In the interim, the world galvanized with economic sanctions that Iran’s mullahs merely shifted over the impact away from its governmental operations and placed the full brunt of it on its own people in order to hold them up to the world as victims of unremitting sanctions. While Iran’s leadership was busy funneling billions of dollars to fund terror groups such as Hezbollah and the embattled Syrian regime of Bashar al-Assad, it continued to pour billions into its nuclear development in spite of global condemnation.
Because Iran’s mullahs calculate – correctly I might add – that in the time necessary for the world to get its act together and place enough pressure on Iran to curb its activities, they would have bought enough time to build the infrastructure necessary to ramp up production without any real damage to its program.

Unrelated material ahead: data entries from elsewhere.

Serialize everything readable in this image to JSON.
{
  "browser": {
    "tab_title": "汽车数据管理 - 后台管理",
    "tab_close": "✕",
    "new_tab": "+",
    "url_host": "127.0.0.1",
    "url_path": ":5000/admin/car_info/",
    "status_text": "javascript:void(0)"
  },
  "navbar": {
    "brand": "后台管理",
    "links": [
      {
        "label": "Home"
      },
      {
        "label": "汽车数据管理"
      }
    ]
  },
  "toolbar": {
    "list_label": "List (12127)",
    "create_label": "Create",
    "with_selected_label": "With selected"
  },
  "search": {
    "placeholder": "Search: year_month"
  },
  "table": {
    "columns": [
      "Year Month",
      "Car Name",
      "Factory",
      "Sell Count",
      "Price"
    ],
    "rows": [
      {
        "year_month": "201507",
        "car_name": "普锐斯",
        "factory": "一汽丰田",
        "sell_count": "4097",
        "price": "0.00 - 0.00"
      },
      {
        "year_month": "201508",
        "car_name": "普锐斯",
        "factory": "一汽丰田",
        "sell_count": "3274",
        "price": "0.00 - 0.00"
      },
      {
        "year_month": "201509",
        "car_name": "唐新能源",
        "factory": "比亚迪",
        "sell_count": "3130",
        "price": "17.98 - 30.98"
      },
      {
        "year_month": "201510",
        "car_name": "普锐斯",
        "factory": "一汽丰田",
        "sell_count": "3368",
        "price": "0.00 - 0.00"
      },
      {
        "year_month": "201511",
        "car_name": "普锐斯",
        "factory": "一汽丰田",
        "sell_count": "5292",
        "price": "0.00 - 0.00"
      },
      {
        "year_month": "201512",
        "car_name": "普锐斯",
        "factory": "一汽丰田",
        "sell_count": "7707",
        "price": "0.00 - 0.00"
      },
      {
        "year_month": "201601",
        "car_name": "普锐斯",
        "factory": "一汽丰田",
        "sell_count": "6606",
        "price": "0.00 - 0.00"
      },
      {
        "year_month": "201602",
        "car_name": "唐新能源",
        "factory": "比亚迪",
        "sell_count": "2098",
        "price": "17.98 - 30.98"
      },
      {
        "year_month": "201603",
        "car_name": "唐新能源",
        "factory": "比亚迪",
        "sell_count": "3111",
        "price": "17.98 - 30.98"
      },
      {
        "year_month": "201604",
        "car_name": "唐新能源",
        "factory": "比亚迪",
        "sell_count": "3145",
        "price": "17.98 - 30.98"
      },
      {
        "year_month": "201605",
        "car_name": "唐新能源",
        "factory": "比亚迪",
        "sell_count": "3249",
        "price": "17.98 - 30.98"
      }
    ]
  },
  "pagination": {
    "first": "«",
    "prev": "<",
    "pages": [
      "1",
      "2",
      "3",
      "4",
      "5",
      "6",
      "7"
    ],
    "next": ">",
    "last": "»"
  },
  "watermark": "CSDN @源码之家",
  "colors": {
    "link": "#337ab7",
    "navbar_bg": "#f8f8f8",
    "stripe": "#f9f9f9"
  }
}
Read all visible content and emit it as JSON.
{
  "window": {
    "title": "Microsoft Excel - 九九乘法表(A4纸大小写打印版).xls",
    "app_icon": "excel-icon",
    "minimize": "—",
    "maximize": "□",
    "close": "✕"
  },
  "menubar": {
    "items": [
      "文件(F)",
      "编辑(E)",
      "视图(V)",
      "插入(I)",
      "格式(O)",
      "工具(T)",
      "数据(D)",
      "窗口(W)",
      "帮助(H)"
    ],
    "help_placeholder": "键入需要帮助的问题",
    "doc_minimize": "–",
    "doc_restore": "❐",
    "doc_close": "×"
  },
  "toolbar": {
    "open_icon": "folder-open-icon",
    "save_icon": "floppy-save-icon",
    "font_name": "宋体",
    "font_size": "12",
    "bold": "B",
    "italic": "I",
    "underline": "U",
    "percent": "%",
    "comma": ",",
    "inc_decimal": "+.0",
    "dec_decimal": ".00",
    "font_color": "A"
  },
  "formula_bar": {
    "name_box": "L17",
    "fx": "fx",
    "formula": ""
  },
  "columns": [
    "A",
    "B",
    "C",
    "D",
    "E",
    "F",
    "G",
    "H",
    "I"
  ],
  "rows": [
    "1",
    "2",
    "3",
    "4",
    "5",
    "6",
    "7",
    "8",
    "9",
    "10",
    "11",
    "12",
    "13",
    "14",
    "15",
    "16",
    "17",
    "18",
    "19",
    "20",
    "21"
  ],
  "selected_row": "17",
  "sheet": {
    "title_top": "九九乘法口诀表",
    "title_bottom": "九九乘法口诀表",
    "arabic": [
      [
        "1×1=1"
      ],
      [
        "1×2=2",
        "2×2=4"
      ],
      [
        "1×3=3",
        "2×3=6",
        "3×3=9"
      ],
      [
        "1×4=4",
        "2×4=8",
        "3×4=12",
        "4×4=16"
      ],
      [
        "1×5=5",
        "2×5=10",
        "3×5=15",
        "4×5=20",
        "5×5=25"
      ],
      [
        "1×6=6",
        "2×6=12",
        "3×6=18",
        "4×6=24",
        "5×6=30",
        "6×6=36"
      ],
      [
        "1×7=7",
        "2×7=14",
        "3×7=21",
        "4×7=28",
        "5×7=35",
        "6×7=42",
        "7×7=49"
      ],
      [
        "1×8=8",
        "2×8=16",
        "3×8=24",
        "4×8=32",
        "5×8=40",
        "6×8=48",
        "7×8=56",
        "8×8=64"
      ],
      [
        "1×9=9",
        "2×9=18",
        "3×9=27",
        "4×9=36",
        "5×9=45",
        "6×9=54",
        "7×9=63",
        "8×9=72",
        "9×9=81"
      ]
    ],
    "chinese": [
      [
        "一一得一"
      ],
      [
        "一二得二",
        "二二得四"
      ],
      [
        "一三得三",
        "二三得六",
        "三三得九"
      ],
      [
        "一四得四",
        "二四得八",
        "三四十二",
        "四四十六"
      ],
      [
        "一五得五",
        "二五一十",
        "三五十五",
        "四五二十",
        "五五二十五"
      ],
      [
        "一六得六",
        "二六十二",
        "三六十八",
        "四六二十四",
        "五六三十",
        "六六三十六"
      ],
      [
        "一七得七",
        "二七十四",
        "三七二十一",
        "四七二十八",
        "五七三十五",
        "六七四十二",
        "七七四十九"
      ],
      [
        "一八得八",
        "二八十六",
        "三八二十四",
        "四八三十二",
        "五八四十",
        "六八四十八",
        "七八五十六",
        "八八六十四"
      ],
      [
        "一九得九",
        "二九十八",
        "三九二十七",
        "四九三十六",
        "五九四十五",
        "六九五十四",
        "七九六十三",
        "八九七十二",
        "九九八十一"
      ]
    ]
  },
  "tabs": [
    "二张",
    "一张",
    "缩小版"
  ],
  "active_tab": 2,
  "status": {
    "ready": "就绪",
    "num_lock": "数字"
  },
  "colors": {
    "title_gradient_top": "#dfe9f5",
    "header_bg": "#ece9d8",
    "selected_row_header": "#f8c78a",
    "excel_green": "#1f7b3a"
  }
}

Now Iran sits on 19,000 centrifuges for enriching nuclear fuel, a ready-made stockpile of enriched fuel of various levels and testing facilities that have already done the heavy lifting of designing and testing various components used in assembling a nuclear warhead, not considering today’s fresh information on an actively parallel nuclear site operating with advanced centrifuges.
In essence, the P5+1 is now negotiating with an Iranian regime that has already achieved what it set out to do and now can sit back and allow a deal to take shape without losing any real ground.
Revelations by the IAEA of Iran’s continued stonewalling and the NCRI of yet another secret nuclear site, on top of reports of over $1 billion in continued sanctions evading smuggling all point to a single conclusion: Iran’s mullah cannot be trusted to keep any bargain made with the West.
The key issue of verification in any agreement is critical since Iran has successfully managed to evade inspection and disclosure for almost two decades. Only through revelations from Iranian dissidents and democracy sympathizers on the ground in Iran – and at great personal peril to their lives – have we been able to even crack open a little bit of the secrecy that shrouds Tehran’s programs.
To think Iran’s mullahs are going to happily oblige opening up all of their secrets in a nuclear deal is naiveté of the highest order.